Legally forced to write vulnerable code? You're kidding?

With the backing of the EU - and probably ONLY because of the backing of the EU did these two even start bitching and moaning about this - McAfee and Symantec have won their battle to have Microsoft allow kernel access to non-kernel developers, malware authors and anyone who can understand how to download an SDK and use an API to give them access to the core part of Windows Vista x64.

This is one of the most brain numbingly stupid decisions Microsoft has been forced to make in the history of Microsoft's brain numbingly stupid decisions.

I DO NOT want malware authors to have easy access to the kernel in Vista x64. I don't even want them to have easy access to a Vista x86 kernel! I'd prefer malware authors learned how to fill their baths with hot, fuming sulfuric acid before their next... oh, that's probably no good as they would be unlikely to bathe in quite a while.

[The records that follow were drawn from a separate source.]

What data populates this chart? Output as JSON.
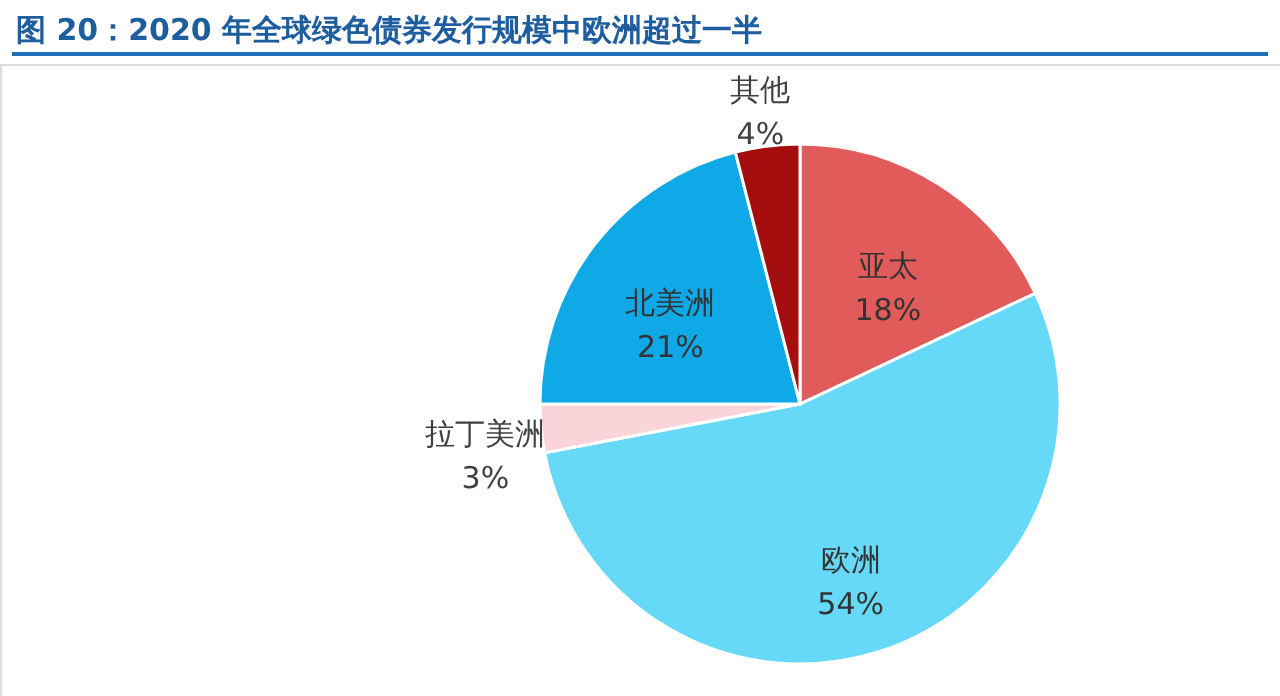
{
  "chart_data": {
    "type": "pie",
    "title": "图 20：2020 年全球绿色债券发行规模中欧洲超过一半",
    "categories": [
      "亚太",
      "欧洲",
      "拉丁美洲",
      "北美洲",
      "其他"
    ],
    "values": [
      18,
      54,
      3,
      21,
      4
    ],
    "value_labels": [
      "18%",
      "54%",
      "3%",
      "21%",
      "4%"
    ],
    "colors": [
      "#e15b5b",
      "#66d8f8",
      "#fad4d8",
      "#0ea9e6",
      "#a40e0e"
    ],
    "legend": false
  }
}
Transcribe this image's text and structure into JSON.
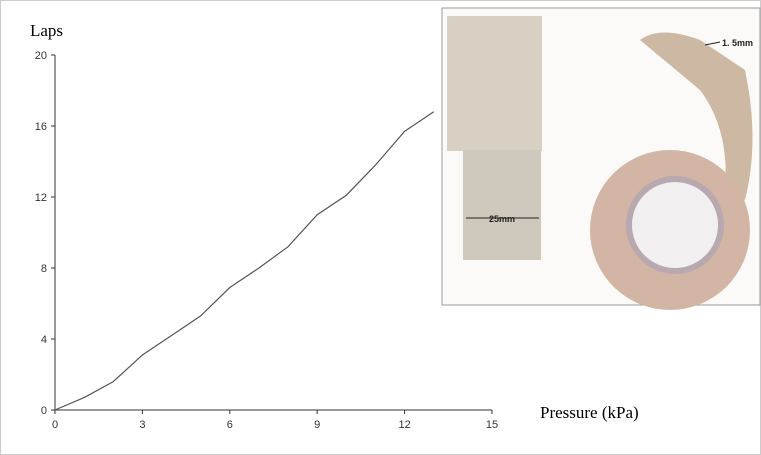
{
  "chart_data": {
    "type": "line",
    "x_label": "Pressure (kPa)",
    "y_label": "Laps",
    "x": [
      0,
      1,
      2,
      3,
      4,
      5,
      6,
      7,
      8,
      9,
      10,
      11,
      12,
      13
    ],
    "series": [
      {
        "name": null,
        "color": "#555555",
        "values": [
          0,
          0.7,
          1.6,
          3.1,
          4.2,
          5.3,
          6.9,
          8.0,
          9.2,
          11.0,
          12.1,
          13.8,
          15.7,
          16.8
        ]
      }
    ],
    "xlim": [
      0,
      15
    ],
    "xticks": [
      0,
      3,
      6,
      9,
      12,
      15
    ],
    "ylim": [
      0,
      20
    ],
    "yticks": [
      0,
      4,
      8,
      12,
      16,
      20
    ],
    "grid": false,
    "annotations": [
      "25mm",
      "1. 5mm"
    ]
  }
}
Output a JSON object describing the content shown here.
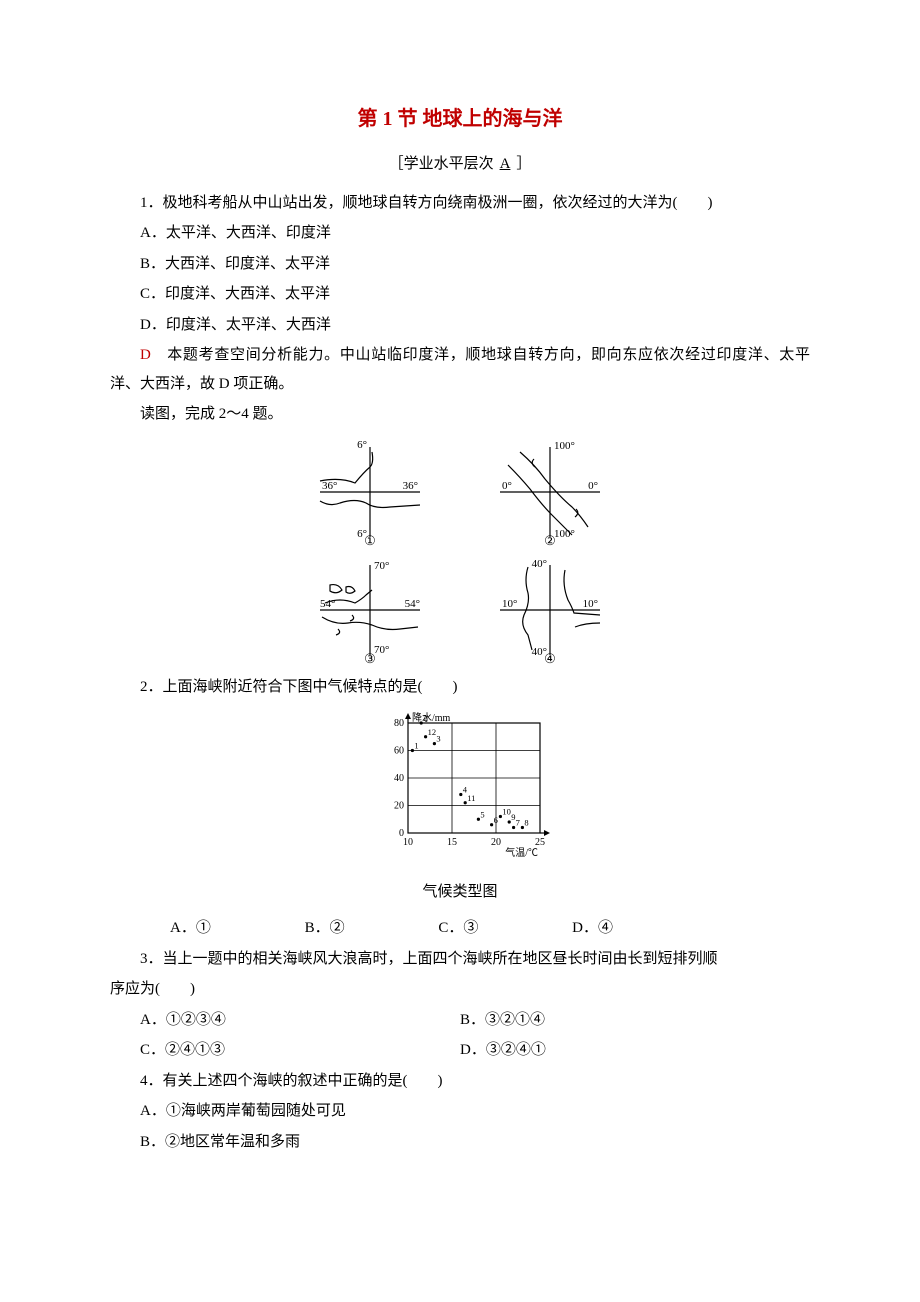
{
  "title": "第 1 节  地球上的海与洋",
  "subtitle_prefix": "［学业水平层次",
  "subtitle_level": "A",
  "subtitle_suffix": "］",
  "q1": {
    "stem": "1．极地科考船从中山站出发，顺地球自转方向绕南极洲一圈，依次经过的大洋为(　　)",
    "optA": "A．太平洋、大西洋、印度洋",
    "optB": "B．大西洋、印度洋、太平洋",
    "optC": "C．印度洋、大西洋、太平洋",
    "optD": "D．印度洋、太平洋、大西洋",
    "answer_letter": "D",
    "explanation": "　本题考查空间分析能力。中山站临印度洋，顺地球自转方向，即向东应依次经过印度洋、太平洋、大西洋，故 D 项正确。"
  },
  "read_instruction": "读图，完成 2～4 题。",
  "straits": {
    "maps": [
      {
        "label": "①",
        "lat_label": "36°",
        "lon_label": "6°"
      },
      {
        "label": "②",
        "lat_label": "0°",
        "lon_label": "100°"
      },
      {
        "label": "③",
        "lat_label": "54°",
        "lon_label": "70°"
      },
      {
        "label": "④",
        "lat_label": "10°",
        "lon_label": "40°"
      }
    ]
  },
  "climate_chart": {
    "y_title": "降水/mm",
    "x_title": "气温/℃",
    "y_ticks": [
      0,
      20,
      40,
      60,
      80
    ],
    "x_ticks": [
      10,
      15,
      20,
      25
    ],
    "points": [
      {
        "label": "1",
        "x": 10.5,
        "y": 60
      },
      {
        "label": "2",
        "x": 11.5,
        "y": 80
      },
      {
        "label": "12",
        "x": 12,
        "y": 70
      },
      {
        "label": "3",
        "x": 13,
        "y": 65
      },
      {
        "label": "4",
        "x": 16,
        "y": 28
      },
      {
        "label": "11",
        "x": 16.5,
        "y": 22
      },
      {
        "label": "5",
        "x": 18,
        "y": 10
      },
      {
        "label": "6",
        "x": 19.5,
        "y": 6
      },
      {
        "label": "10",
        "x": 20.5,
        "y": 12
      },
      {
        "label": "9",
        "x": 21.5,
        "y": 8
      },
      {
        "label": "7",
        "x": 22,
        "y": 4
      },
      {
        "label": "8",
        "x": 23,
        "y": 4
      }
    ],
    "caption": "气候类型图",
    "axis_color": "#000",
    "point_color": "#000",
    "font_size": 10
  },
  "q2": {
    "stem": "2．上面海峡附近符合下图中气候特点的是(　　)",
    "optA": "A．①",
    "optB": "B．②",
    "optC": "C．③",
    "optD": "D．④"
  },
  "q3": {
    "stem_part1": "3．当上一题中的相关海峡风大浪高时，上面四个海峡所在地区昼长时间由长到短排列顺",
    "stem_part2": "序应为(　　)",
    "optA": "A．①②③④",
    "optB": "B．③②①④",
    "optC": "C．②④①③",
    "optD": "D．③②④①"
  },
  "q4": {
    "stem": "4．有关上述四个海峡的叙述中正确的是(　　)",
    "optA": "A．①海峡两岸葡萄园随处可见",
    "optB": "B．②地区常年温和多雨"
  }
}
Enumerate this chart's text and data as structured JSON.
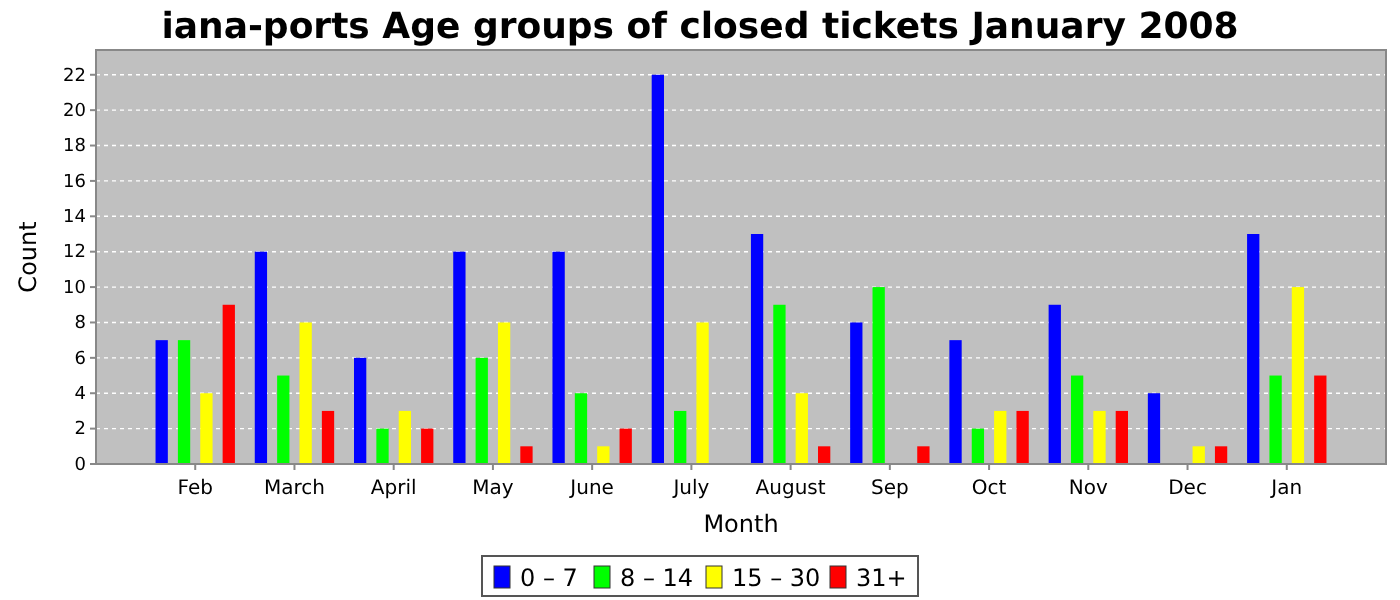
{
  "chart_data": {
    "type": "bar",
    "title": "iana-ports Age groups of closed tickets January 2008",
    "xlabel": "Month",
    "ylabel": "Count",
    "categories": [
      "Feb",
      "March",
      "April",
      "May",
      "June",
      "July",
      "August",
      "Sep",
      "Oct",
      "Nov",
      "Dec",
      "Jan"
    ],
    "series": [
      {
        "name": "0 – 7",
        "color": "#0000ff",
        "values": [
          7,
          12,
          6,
          12,
          12,
          22,
          13,
          8,
          7,
          9,
          4,
          13
        ]
      },
      {
        "name": "8 – 14",
        "color": "#00ff00",
        "values": [
          7,
          5,
          2,
          6,
          4,
          3,
          9,
          10,
          2,
          5,
          0,
          5
        ]
      },
      {
        "name": "15 – 30",
        "color": "#ffff00",
        "values": [
          4,
          8,
          3,
          8,
          1,
          8,
          4,
          0,
          3,
          3,
          1,
          10
        ]
      },
      {
        "name": "31+",
        "color": "#ff0000",
        "values": [
          9,
          3,
          2,
          1,
          2,
          0,
          1,
          1,
          3,
          3,
          1,
          5
        ]
      }
    ],
    "ylim": [
      0,
      23.4
    ],
    "yticks": [
      0,
      2,
      4,
      6,
      8,
      10,
      12,
      14,
      16,
      18,
      20,
      22
    ],
    "grid": "y",
    "legend": "bottom"
  }
}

Now, in addition to this idiocy, the EU is insisting on making their annual budget deficit up by direct debiting Microsoft's bank account. Know an easy way to stop this madness? yup - you guessed it. Microsoft should simply not make Vista or Office 2007 available for sale in any EU countries. They should add a bit to their EULA stating that if anyone in the EU is purchasing Microsoft software from a foreign country then they are under the jurisdiction of that foreign country's legal system when it comes to complying with Licensing. They should also add a bit that states something like "EU residents may only purchase this software from a US based reseller - purchase from anywhere else is not permitted and the EULA transfers no rights of usage, installation, copying or anything else unless a EU resident has bought this software from a US reseller" to make sure that this jurisdiction is something that Microsoft completely agrees with.

Then they could close the gaping wound they have just made to the safety of my computers, my network and most importantly my data by allowing malware authors (and I include McAfee and Symantec in that class - have you seen their software lately) and start making decisions based on "Secure by design" instead of "Holes added to save us billions in litigation".

McAfee, Symantec and the EU have a LOT to answer for! Can I sue them when some 14 year old script kiddie uses the holes they forced Microsoft to open to invade my privacy?

Regards,

The Outspoken Wookie

1 comment:

Steve said...

I totaly agree with you...

I don't understand why Microsoft does stupid things like that?

I don't understand why they don't just share kernel access with selected companies?

Then again, the code for the Linux kernel as always been available, but it's just not as appealing to the little scum that writes malicious software.

I guess that when it comes to money, rational decisions are just a minor factor.

Thanks for sharing your thought,
I've bookmarked your blog, it's great.